Knock knock knock, I heard resonating from my front door. But wait, why is the guy who helps with the yardwork knocking? I had gotten up an hour earlier, helped my son get off to school, noticed the yardwork being done, and had gone back to sleep for an hour before hitting the pavement to work for the umpteenth time. So I rose and strode into the living room, finding the front door ajar, and after opening it further, I saw that a 1960's Volkswagen van was pulled up on the porch parallel to the door just inches away. That is when the most pleasant surprise hit me. I hadn't had one of these in months: I was conscious in an early-morning dream. I was lucid, as they say. The world outside the door was my oyster. I had experienced this type of dream many times before and had always enjoyed them thoroughly, but this time, I was determined to put it to good use.
Since I am constantly "working" during my waking hours on understanding the key concept of A Course in Miracles which plainly promotes that "Your sleeping and your waking dreams merely have different forms, and that is all." Additionally, "All your time is spent in dreaming."
"Level confusion" is what makes us forget we are lying safely in our beds when we become immersed in our nocturnal dreamworlds, after all it seems so REAL! The Course promotes the theory that our waking lives are also fictional, and the "level" above us here, or, the "bed that we are sleeping in," is actually a state outside of space and time, where everything is one and perfect, the Course calls it "heaven" where we actually dwell, one level up.
So here I am, stepping out my front door, around the front of that beige Volkswagen van, and out into the "world" which I am now the master of, as I know I am lying in bed, but I am on a cool mind-trip this morning. It is difficult to keep the lucidity going, one tends to fall back into the dream and lose the lucid character of it. But since I have been working so hard on my Course work, I will use this special dream as an experiment to prove to myself the possibility that "all my time is spent in dreaming."
One thing I consciously did was fly. I always do that in lucid dreams! But this time I paid very close attention to the feeling of the wind on my feet. I was leaning back, I had my flip-flops on, and I was just cruising down the road about three feet (one yard, that is) above the road. "Yes," I said to myself, "that is exactly how the wind feels against my skin in 'real life.'" I realized that my mind was completely capable of making this feeling exactly like it feels in the "waking" time, or the "waking dream."

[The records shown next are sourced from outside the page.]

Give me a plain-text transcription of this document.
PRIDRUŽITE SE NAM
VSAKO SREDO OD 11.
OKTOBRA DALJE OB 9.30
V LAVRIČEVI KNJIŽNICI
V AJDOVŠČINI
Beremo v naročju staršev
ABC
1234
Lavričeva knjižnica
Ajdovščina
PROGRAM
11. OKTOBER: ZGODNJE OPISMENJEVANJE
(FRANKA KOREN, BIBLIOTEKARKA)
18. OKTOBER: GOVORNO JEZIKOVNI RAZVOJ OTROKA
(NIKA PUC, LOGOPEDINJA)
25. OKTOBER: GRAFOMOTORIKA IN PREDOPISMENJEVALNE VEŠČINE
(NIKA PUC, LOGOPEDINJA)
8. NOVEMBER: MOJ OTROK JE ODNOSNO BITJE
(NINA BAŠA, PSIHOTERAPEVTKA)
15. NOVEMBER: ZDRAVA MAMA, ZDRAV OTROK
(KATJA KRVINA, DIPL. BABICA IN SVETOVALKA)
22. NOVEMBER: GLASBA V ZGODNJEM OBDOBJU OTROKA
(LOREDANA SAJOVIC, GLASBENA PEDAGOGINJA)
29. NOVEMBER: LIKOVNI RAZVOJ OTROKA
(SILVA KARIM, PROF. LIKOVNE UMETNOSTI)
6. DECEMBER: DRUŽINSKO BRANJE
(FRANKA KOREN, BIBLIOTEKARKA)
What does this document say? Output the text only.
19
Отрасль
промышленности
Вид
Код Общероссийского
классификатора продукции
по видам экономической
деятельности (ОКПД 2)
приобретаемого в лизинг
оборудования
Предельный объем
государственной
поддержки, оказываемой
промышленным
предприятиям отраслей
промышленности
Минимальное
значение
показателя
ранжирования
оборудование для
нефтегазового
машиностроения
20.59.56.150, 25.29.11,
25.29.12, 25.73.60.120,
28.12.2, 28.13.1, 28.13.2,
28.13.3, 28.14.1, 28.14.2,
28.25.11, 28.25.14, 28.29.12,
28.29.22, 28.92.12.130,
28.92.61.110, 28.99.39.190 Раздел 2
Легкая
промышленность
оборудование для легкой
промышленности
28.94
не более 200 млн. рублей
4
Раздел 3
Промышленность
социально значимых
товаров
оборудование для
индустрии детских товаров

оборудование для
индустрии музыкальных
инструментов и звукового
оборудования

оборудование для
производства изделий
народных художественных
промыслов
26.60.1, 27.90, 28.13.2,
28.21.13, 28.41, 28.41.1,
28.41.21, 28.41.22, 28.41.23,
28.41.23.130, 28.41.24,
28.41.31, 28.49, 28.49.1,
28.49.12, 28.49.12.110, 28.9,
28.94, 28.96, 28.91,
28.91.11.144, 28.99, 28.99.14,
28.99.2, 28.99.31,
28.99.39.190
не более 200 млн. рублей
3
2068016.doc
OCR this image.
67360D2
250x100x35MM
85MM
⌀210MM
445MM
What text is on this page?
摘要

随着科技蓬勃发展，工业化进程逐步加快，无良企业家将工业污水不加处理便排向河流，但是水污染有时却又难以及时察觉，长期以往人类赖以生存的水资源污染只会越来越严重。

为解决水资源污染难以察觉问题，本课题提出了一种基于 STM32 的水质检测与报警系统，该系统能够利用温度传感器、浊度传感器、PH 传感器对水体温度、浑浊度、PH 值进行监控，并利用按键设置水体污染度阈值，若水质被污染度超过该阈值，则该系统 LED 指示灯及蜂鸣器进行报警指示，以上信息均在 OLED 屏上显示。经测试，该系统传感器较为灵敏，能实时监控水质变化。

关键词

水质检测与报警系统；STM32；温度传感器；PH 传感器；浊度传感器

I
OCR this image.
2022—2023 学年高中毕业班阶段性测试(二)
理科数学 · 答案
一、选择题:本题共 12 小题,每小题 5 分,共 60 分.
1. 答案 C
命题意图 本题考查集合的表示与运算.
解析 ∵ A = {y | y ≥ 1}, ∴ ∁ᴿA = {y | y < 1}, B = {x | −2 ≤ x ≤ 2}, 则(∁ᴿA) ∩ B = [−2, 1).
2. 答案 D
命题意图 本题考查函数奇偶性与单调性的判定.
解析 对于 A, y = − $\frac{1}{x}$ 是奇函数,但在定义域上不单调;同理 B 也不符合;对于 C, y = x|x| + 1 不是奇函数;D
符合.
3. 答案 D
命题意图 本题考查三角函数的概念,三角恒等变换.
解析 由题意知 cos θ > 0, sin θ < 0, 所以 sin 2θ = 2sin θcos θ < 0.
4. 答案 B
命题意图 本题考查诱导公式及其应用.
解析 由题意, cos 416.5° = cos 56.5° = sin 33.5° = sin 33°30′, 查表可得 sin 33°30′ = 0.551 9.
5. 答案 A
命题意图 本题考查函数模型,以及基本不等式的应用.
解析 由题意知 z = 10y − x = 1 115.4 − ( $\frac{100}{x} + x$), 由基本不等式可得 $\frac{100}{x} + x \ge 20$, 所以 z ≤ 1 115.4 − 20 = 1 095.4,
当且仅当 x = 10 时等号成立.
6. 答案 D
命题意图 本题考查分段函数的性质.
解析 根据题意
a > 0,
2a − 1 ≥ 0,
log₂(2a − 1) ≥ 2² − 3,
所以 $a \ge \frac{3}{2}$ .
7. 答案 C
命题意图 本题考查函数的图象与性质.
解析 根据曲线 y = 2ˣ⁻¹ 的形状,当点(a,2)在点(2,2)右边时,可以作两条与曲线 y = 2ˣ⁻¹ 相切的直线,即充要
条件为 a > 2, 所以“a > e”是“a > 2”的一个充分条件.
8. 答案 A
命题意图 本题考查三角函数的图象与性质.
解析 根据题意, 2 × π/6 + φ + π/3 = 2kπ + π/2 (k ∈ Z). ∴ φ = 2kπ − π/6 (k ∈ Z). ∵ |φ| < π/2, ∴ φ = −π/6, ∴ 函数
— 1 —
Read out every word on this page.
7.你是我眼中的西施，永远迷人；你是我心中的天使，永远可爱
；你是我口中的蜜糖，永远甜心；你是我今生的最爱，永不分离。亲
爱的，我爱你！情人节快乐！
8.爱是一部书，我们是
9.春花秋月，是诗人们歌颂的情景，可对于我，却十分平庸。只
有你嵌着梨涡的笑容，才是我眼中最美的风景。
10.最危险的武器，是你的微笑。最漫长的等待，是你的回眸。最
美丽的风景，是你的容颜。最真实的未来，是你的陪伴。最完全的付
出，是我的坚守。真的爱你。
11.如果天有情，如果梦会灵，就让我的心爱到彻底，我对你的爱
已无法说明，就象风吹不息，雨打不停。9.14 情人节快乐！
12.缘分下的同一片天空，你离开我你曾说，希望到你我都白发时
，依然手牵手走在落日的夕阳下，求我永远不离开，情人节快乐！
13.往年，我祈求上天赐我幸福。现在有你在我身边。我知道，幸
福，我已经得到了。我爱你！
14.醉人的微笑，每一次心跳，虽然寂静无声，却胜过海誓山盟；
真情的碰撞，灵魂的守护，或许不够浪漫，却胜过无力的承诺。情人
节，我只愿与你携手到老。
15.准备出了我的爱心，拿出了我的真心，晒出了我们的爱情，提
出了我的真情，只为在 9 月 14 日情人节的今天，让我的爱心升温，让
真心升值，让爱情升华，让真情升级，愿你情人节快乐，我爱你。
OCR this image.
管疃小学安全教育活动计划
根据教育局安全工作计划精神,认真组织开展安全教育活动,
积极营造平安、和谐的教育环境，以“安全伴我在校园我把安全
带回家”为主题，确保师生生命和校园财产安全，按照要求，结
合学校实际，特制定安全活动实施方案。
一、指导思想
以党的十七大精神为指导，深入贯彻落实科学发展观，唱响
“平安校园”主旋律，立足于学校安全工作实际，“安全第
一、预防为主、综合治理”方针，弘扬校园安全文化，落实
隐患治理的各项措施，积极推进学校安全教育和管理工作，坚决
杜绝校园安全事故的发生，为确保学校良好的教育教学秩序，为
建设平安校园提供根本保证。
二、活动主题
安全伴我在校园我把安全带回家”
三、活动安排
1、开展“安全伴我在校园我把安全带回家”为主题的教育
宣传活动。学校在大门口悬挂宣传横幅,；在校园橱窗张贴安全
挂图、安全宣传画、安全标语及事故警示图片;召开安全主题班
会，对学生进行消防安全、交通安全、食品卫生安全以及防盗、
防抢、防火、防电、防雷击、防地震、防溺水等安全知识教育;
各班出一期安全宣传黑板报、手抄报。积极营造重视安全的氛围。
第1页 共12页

My next concentrated experiment was when I found myself in an Ace Hardware store. I devised this plan.....I have found the Law of Attraction falling short in practice in real life, in other words, I desire to change the outside world, the screen, if you will, but it never quite gets "remodeled" the way I would like it, other people don't always cooperate. So I experimented....I will steal this alarm clock, and I will test this "dreamworld" and see if in a real lucid dream, there is no "opposition" to my wish, maybe I can just leave with the clock. Well lo and behold, very similar to the observed waking opposition to my goals and desires I just mentioned, when I took one step outside the door of the store, there was an Ace employee there in uniform, saying "Hey you can't just take that!" I was disappointed that the path had not been 100% clear, but, I realized upon waking and reflecting on this that this demonstrated that in the dream, I am NOT 100% certainly able to craft exactly down to the last person, place or thing exactly what I may THINK I desire, but there is, like in our Constitiution, checks and balances to complete freedom and control of every last little detailed thing.
This opportune dream I was able to experience helps me toward my goal of working with the process of ho'oponopono and The Power of Now and A Course in Miracles. Two helpful features of the Course are 1) the time taken for the coursework is optional, there is no required timeframe for completion, and 2) you do not have to BELIEVE the exercises, you just need to do them.
Lucid dreaming, according to Eckhart Tolle in The Power of Now, "can be interesting and fascinating, but is not liberating." I agree with him on all three points, and would add that it can also be "educational."